# POC : Extract data from 4chan API

This notebook is a proof of concept to extract data from the 4chan API and store it as Parquet files.

We need to extract 2 types of files:

- 1 file for threads named `threads_{timestamp}.parquet`
- 1 file per thread named `posts_{thread_id}_{number_of_posts}.parquet`

Once we have those files, we can use the scripts developed here to build our data pipelines.


[Documentation of the library used to get new data](https://basc-py4chan.readthedocs.io/en/latest/index.html)

## Step 1 : Get the list of all threads on /pol/


In [None]:
import pandas as pd
import basc_py4chan

# First, we need to create a board object. This is the object that will be used to access the board.
board = basc_py4chan.Board('pol')

# Now we can retrieve all the threads on the board.
threads = board.get_all_threads(expand=False)
threads_ids = board.get_all_thread_ids()
print('There are', len(threads), 'active threads on /pol/')

In [None]:
# For every thread, we can populate a dataframe with the thread's information.
threads_df = pd.DataFrame()
for i, thread in enumerate(threads):
    thread_dict = {'thread_id': threads_ids[i],
                   'is_sticky': thread.sticky,
                   'is_closed': thread.closed,
                   'topic': thread.topic.text_comment,
                   'number_of_posts': len(thread.all_posts),
                   'url': thread.url}
    new_row = pd.DataFrame(thread_dict, index=[0])
    threads_df = pd.concat([threads_df, new_row], axis=0)

In [None]:
threads_df.head()

In [None]:
# Create the exported parquet file named 'threads_{timestamp}.parquet'
timestamp = pd.Timestamp.now().strftime('%Y%m%d_%H%M%S')
threads_df.to_parquet(f'data/threads_{timestamp}.parquet')

In [None]:
# Load the parquet file and print the first 5 rows
threads_df_parquet = pd.read_parquet('threads_20230324_130829.parquet')
threads_df_parquet.head()

![Success](https://media.giphy.com/media/a0h7sAqON67nO/giphy.gif)

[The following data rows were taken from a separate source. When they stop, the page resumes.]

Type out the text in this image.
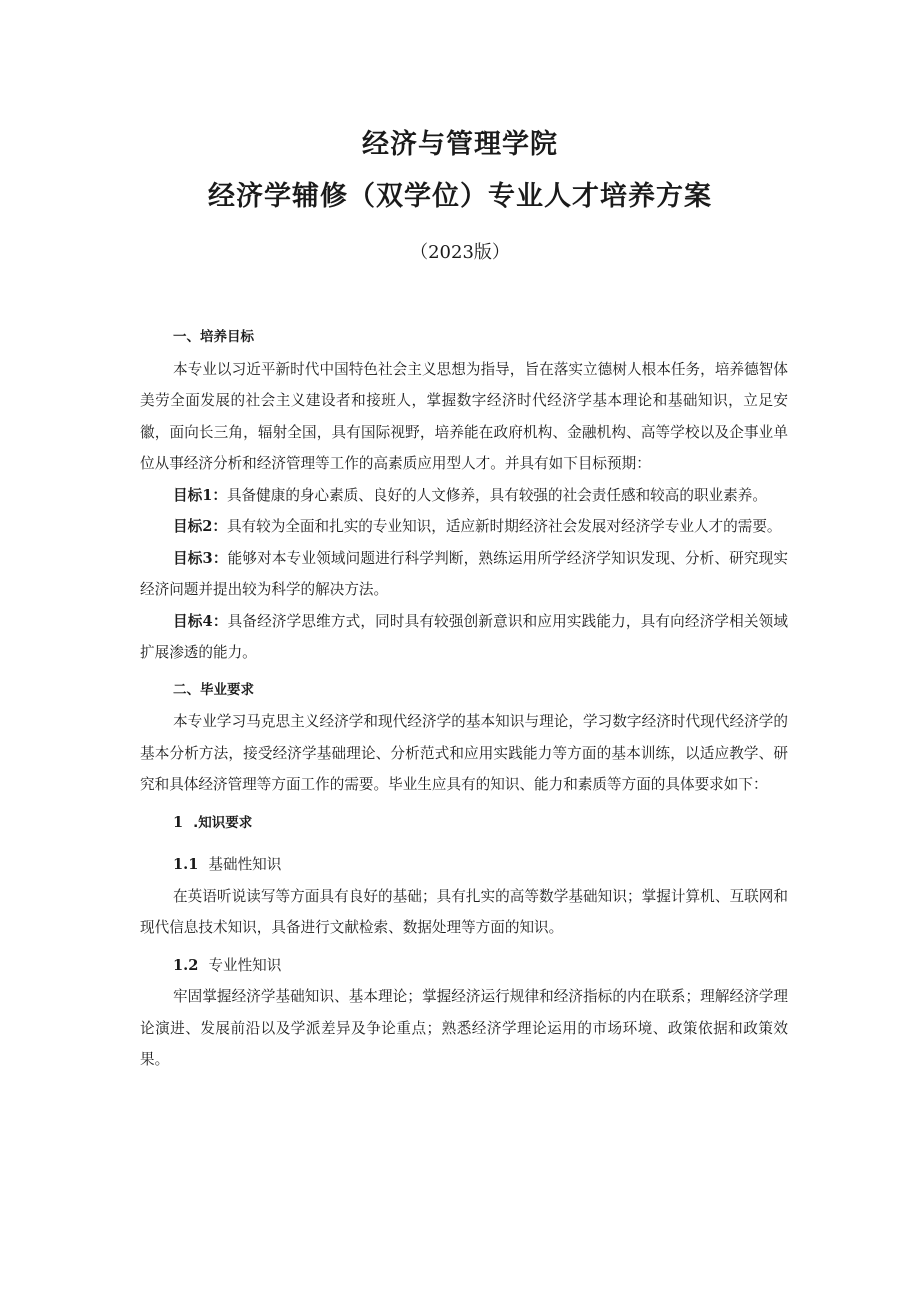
经济与管理学院
经济学辅修（双学位）专业人才培养方案
（2023版）

一、培养目标

本专业以习近平新时代中国特色社会主义思想为指导，旨在落实立德树人根本任务，培养德智体美劳全面发展的社会主义建设者和接班人，掌握数字经济时代经济学基本理论和基础知识，立足安徽，面向长三角，辐射全国，具有国际视野，培养能在政府机构、金融机构、高等学校以及企事业单位从事经济分析和经济管理等工作的高素质应用型人才。并具有如下目标预期：

目标1：具备健康的身心素质、良好的人文修养，具有较强的社会责任感和较高的职业素养。

目标2：具有较为全面和扎实的专业知识，适应新时期经济社会发展对经济学专业人才的需要。

目标3：能够对本专业领域问题进行科学判断，熟练运用所学经济学知识发现、分析、研究现实经济问题并提出较为科学的解决方法。

目标4：具备经济学思维方式，同时具有较强创新意识和应用实践能力，具有向经济学相关领域扩展渗透的能力。

二、毕业要求

本专业学习马克思主义经济学和现代经济学的基本知识与理论，学习数字经济时代现代经济学的基本分析方法，接受经济学基础理论、分析范式和应用实践能力等方面的基本训练，以适应教学、研究和具体经济管理等方面工作的需要。毕业生应具有的知识、能力和素质等方面的具体要求如下：

1 .知识要求

1.1 基础性知识

在英语听说读写等方面具有良好的基础；具有扎实的高等数学基础知识；掌握计算机、互联网和现代信息技术知识，具备进行文献检索、数据处理等方面的知识。

1.2 专业性知识

牢固掌握经济学基础知识、基本理论；掌握经济运行规律和经济指标的内在联系；理解经济学理论演进、发展前沿以及学派差异及争论重点；熟悉经济学理论运用的市场环境、政策依据和政策效果。
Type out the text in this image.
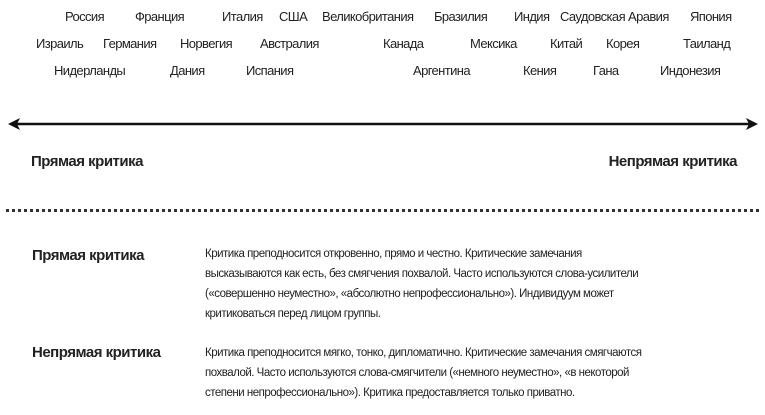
Россия Франция	Италия США Великобритания Бразилия Индия Саудовская Аравия Япония
Израиль Германия Норвегия Австралия	Канада	Мексика	Китай Корея	Таиланд
Нидерланды	Дания	Испания	Аргентина	Кения	Гана	Индонезия
Прямая критика	Непрямая критика
Прямая критика	Критика преподносится откровенно, прямо и честно. Критические замечания
высказываются как есть, без смягчения похвалой. Часто используются слова-усилители
(«совершенно неуместно», «абсолютно непрофессионально»). Индивидуум может
критиковаться перед лицом группы.
Непрямая критика	Критика преподносится мягко, тонко, дипломатично. Критические замечания смягчаются
похвалой. Часто используются слова-смягчители («немного неуместно», «в некоторой
степени непрофессионально»). Критика предоставляется только приватно.
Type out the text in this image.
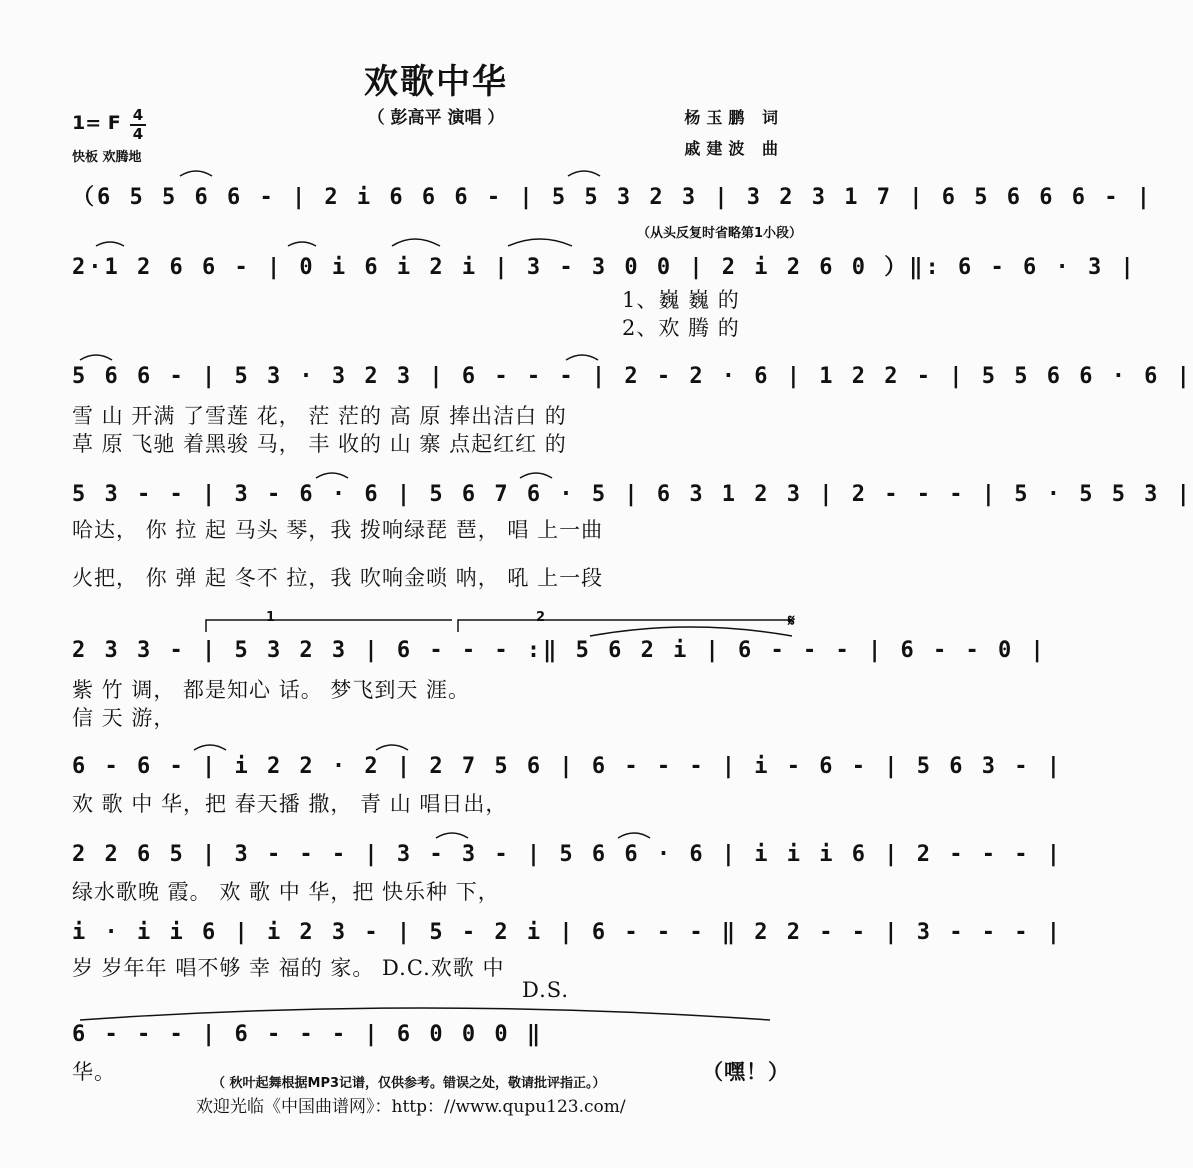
欢歌中华
（ 彭高平 演唱 ）	杨玉鹏 词
戚建波 曲
1= F 4
4
快板 欢腾地
（6 5 5 6 6 - | 2 i 6 6 6 - | 5 5 3 2 3 | 3 2 3 1 7 | 6 5 6 6 6 - |
（从头反复时省略第1小段）
2·1 2 6 6 - | 0 i 6 i 2 i | 3 - 3 0 0 | 2 i 2 6 0 ）‖: 6 - 6 · 3 |
1、巍 巍 的
2、欢 腾 的
5 6 6 - | 5 3 · 3 2 3 | 6 - - - | 2 - 2 · 6 | 1 2 2 - | 5 5 6 6 · 6 |
雪 山 开满 了雪莲 花， 茫 茫的 高 原 捧出洁白 的
草 原 飞驰 着黑骏 马， 丰 收的 山 寨 点起红红 的
5 3 - - | 3 - 6 · 6 | 5 6 7 6 · 5 | 6 3 1 2 3 | 2 - - - | 5 · 5 5 3 |
哈达， 你 拉 起 马头 琴，我 拨响绿琵 琶， 唱 上一曲
火把， 你 弹 起 冬不 拉，我 吹响金唢 呐， 吼 上一段
1	2
2 3 3 - | 5 3 2 3 | 6 - - - :‖ 5 6 2 i | 6 - - - | 6 - - 0 |
紫 竹 调， 都是知心 话。 梦飞到天 涯。
信 天 游，
6 - 6 - | i 2 2 · 2 | 2 7 5 6 | 6 - - - | i - 6 - | 5 6 3 - |
欢 歌 中 华，把 春天播 撒， 青 山 唱日出，
2 2 6 5 | 3 - - - | 3 - 3 - | 5 6 6 · 6 | i i i 6 | 2 - - - |
绿水歌晚 霞。 欢 歌 中 华，把 快乐种 下，
i · i i 6 | i 2 3 - | 5 - 2 i | 6 - - - ‖ 2 2 - - | 3 - - - |
岁 岁年年 唱不够 幸 福的 家。 D.C.欢歌 中
D.S.
6 - - - | 6 - - - | 6 0 0 0 ‖
华。	（嘿！）
（ 秋叶起舞根据MP3记谱，仅供参考。错误之处，敬请批评指正。）
欢迎光临《中国曲谱网》：http：//www.qupu123.com/
𝄋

## Step 2 : Get the list of all posts for each thread

In [None]:
# Create and export a parquet file with every post for every thread

for i, thread in enumerate(threads):
    thread_df = pd.DataFrame()
    for post in thread.all_posts:
        post_dict = {'thread_id': threads_ids[i],
                     'post_id': post.post_id,
                     'poster_id': post.poster_id,
                     'poster_name': post.name,
                     'is_op': post.is_op,
                     'tripcode': post.tripcode,
                     'email': post.email,
                     'subject': post.subject,
                     'comment': post.text_comment,
                     'has_file': post.has_file,
                     'post_datetime': post.datetime,
                     'url': post.url}
        if post_dict['has_file']:
            post_dict['file_name'] = post.file.filename_original
            post_dict['file_extension'] = post.file.file_extension
        else:
            post_dict['file_name'] = None
            post_dict['file_extension'] = None

        new_row = pd.DataFrame(post_dict, index=[0])
        thread_df = pd.concat([thread_df, new_row], axis=0)
    thread_df.to_parquet(f'data/posts_{threads_ids[i]}_{thread_df.shape[0]}.parquet')

In [None]:
# Load a parquet file and print the first 5 rows

thread_df_parquet = pd.read_parquet('data\posts_420846947.parquet')
thread_df_parquet.head()

![Success](https://media.giphy.com/media/Od0QRnzwRBYmDU3eEO/giphy.gif)

We now have proof that we can extract data from the 4chan API and store it as Parquet files.
We can now use this approach to build our data pipelines.

## Test the output from the first pipeline, API to GCP Buckets

In [None]:
threads = pd.read_parquet('threads_20230324_13.parquet')
posts = pd.read_parquet('posts_20230324_13.parquet')

In [None]:
threads.head()

In [None]:
posts.head()

## Test for dbt API 

In [None]:
import requests

# request dbt api to get the list of jobs

account_id = '148403'
auth_token = "65a52d89ef6730fff272b2794035fed23d569fd0"

url = 'https://cloud.getdbt.com/api/v2/accounts/{accountId}/jobs/'

# Add token to headers and define content-type

headers = { 'Token': auth_token, 'Content-Type': 'application/json' }

# Make the request and print the response

response = requests.get(url, headers=headers)

print(response.status_code)